— Ma dove sono? — Giulia fece un rapido controllo in cucina, poi in salotto. Nessuno. La casa era avvolta da un silenzio insolito, quasi inquietante.
Quella mattina era stata una tortura. Sua madre — severa, testarda, con occhi che scrutavano ogni difetto e una lista infinita di critiche. Suo marito — chiuso, irritato, sordo a qualsiasi richiesta. Avevano accettato di ospitare la madre “per una settimana”. Una settimana era passata. Ora era la terza.
— Mamma! Luca! — chiamò a voce alta. Nessuna risposta. Un brivido le attraversò il cuore.
Si infilò la giacca e si diresse verso il garage. Era lì che suo marito si rifugiava spesso — a restaurare vecchi mobili, cercando una tregua dal peso della routine. La porta era socchiusa e da dentro provenivano voci.

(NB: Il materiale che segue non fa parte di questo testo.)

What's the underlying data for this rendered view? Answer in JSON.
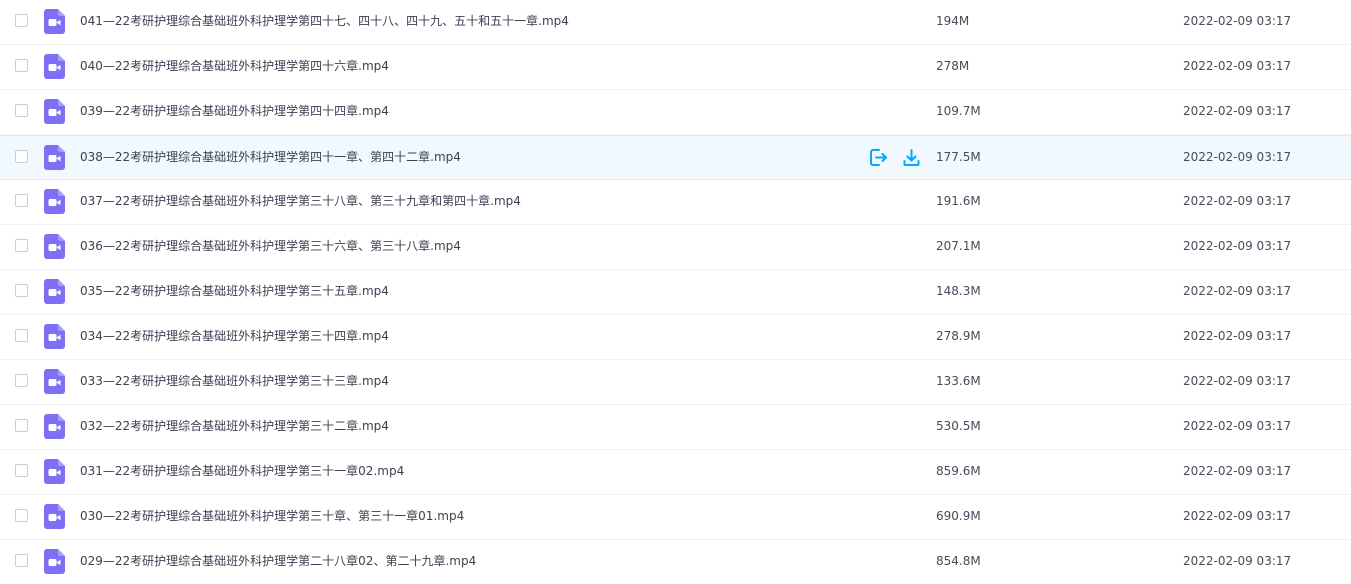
{
  "colors": {
    "accent": "#06a7ff",
    "icon_purple": "#7e6ff5",
    "hover_bg": "#f1f8fe"
  },
  "hover_actions": {
    "move_icon": "move-to-icon",
    "download_icon": "download-icon"
  },
  "files": [
    {
      "name": "041—22考研护理综合基础班外科护理学第四十七、四十八、四十九、五十和五十一章.mp4",
      "size": "194M",
      "date": "2022-02-09 03:17"
    },
    {
      "name": "040—22考研护理综合基础班外科护理学第四十六章.mp4",
      "size": "278M",
      "date": "2022-02-09 03:17"
    },
    {
      "name": "039—22考研护理综合基础班外科护理学第四十四章.mp4",
      "size": "109.7M",
      "date": "2022-02-09 03:17"
    },
    {
      "name": "038—22考研护理综合基础班外科护理学第四十一章、第四十二章.mp4",
      "size": "177.5M",
      "date": "2022-02-09 03:17",
      "hover": true
    },
    {
      "name": "037—22考研护理综合基础班外科护理学第三十八章、第三十九章和第四十章.mp4",
      "size": "191.6M",
      "date": "2022-02-09 03:17"
    },
    {
      "name": "036—22考研护理综合基础班外科护理学第三十六章、第三十八章.mp4",
      "size": "207.1M",
      "date": "2022-02-09 03:17"
    },
    {
      "name": "035—22考研护理综合基础班外科护理学第三十五章.mp4",
      "size": "148.3M",
      "date": "2022-02-09 03:17"
    },
    {
      "name": "034—22考研护理综合基础班外科护理学第三十四章.mp4",
      "size": "278.9M",
      "date": "2022-02-09 03:17"
    },
    {
      "name": "033—22考研护理综合基础班外科护理学第三十三章.mp4",
      "size": "133.6M",
      "date": "2022-02-09 03:17"
    },
    {
      "name": "032—22考研护理综合基础班外科护理学第三十二章.mp4",
      "size": "530.5M",
      "date": "2022-02-09 03:17"
    },
    {
      "name": "031—22考研护理综合基础班外科护理学第三十一章02.mp4",
      "size": "859.6M",
      "date": "2022-02-09 03:17"
    },
    {
      "name": "030—22考研护理综合基础班外科护理学第三十章、第三十一章01.mp4",
      "size": "690.9M",
      "date": "2022-02-09 03:17"
    },
    {
      "name": "029—22考研护理综合基础班外科护理学第二十八章02、第二十九章.mp4",
      "size": "854.8M",
      "date": "2022-02-09 03:17"
    }
  ]
}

— Se prepari bene la superficie, la vernice si stenderà perfettamente — diceva sua madre. Ma il tono era gentile, quasi affettuoso.
— Io di solito diluisco il primo strato — rispondeva Luca. — Così il legno assorbe meglio.
Giulia si fermò sulla soglia, come se temesse di rompere quell’armonia improvvisa. Davanti a lei, qualcosa di impensabile: sua madre e suo marito, sempre pronti a litigare, seduti allo stesso tavolo mentre ridavano vita a una vecchia cornice. La madre aveva un grembiule macchiato di vernice, Luca teneva in mano carta vetrata e un pennello.
— Ma guarda un po’ — sussurrò Giulia, sedendosi in un angolo a osservarli.
Poche settimane prima, aveva insistito: sua madre doveva trasferirsi da loro. Nella casa di riposo dove viveva dopo la morte di suo padre, stavano facendo lavori. Avevano promesso un trasferimento temporaneo, ma sua madre aveva tagliato corto: “Preferisco stare da mia figlia. Sarò d’aiuto, non di peso.”
Luca non era per niente contento. Non aveva mai nascosto che con la suocera andava a rotoli. Troppo diversi. Lei — rigorosa, esigente, con idee granitiche. Lui — tranquillo, ma con la memoria lunga.
Dal primo giorno erano iniziati i battibecchi: le posate nel posto sbagliato, le camicie stese male, la porta sbattuta troppo forte. La sera, Giulia ascoltava i loro risentimenti silenziosi. Due persone forti, ostinate, abituate a comandare — sotto lo stesso tetto.
Aveva paura che il loro matrimonio non ce l’avrebbe fatta.
Eppure ora, quei due erano seduti allo stesso tavolo. Scoprì che sua madre, da giovane, aveva lavorato in una fabbrica di mobili. E Luca, restauratore autodidatta, aveva sempre sognato di incontrare qualcuno che capisse il suo lavoro.
— Hai un tocco preciso — disse lui. — Non tutti hanno questa mano.
— E tu sei talentuoso — rispose lei. — Hai intuito.
Poi prepararono il tè insieme, tirarono fuori un vasetto di marmellata da una vecchia scatola, e Giulia non resistette:
— Avete sostituito mia madre?
La madre sbuffò:
— Prima non avevamo nulla di cui parlare. Ora abbiamo trovato qualcosa in comune. Pensavo fosse un incapace, ma guarda come lavora!
Luca rise:
— Io credevo che mi odiassi.
— Odio la stupidità. Tu, invece, sembri intelligente.
Giulia li fissò un attimo, poi sorrise.
Quella notte, tornati a casa, sentì Luca sussurrarle:
— Grazie per tua madre. Non credevo che avremmo trovato un punto d’incontro.
E al mattino, sua madre annunciò:
— Ho deciso. Non torno più alla casa di riposo. Rimango qui. Vi aiuterò ad aprire una bottega.
Giulia non oppose resistenza. Quando due persone che faticavano persino a guardarsi iniziano a capirsi, ad apprezzarsi, ad aiutarsi — non è un disastro. È un miracolo.
E forse, in quella casa, tornerà la pace. Anzi, la serenità.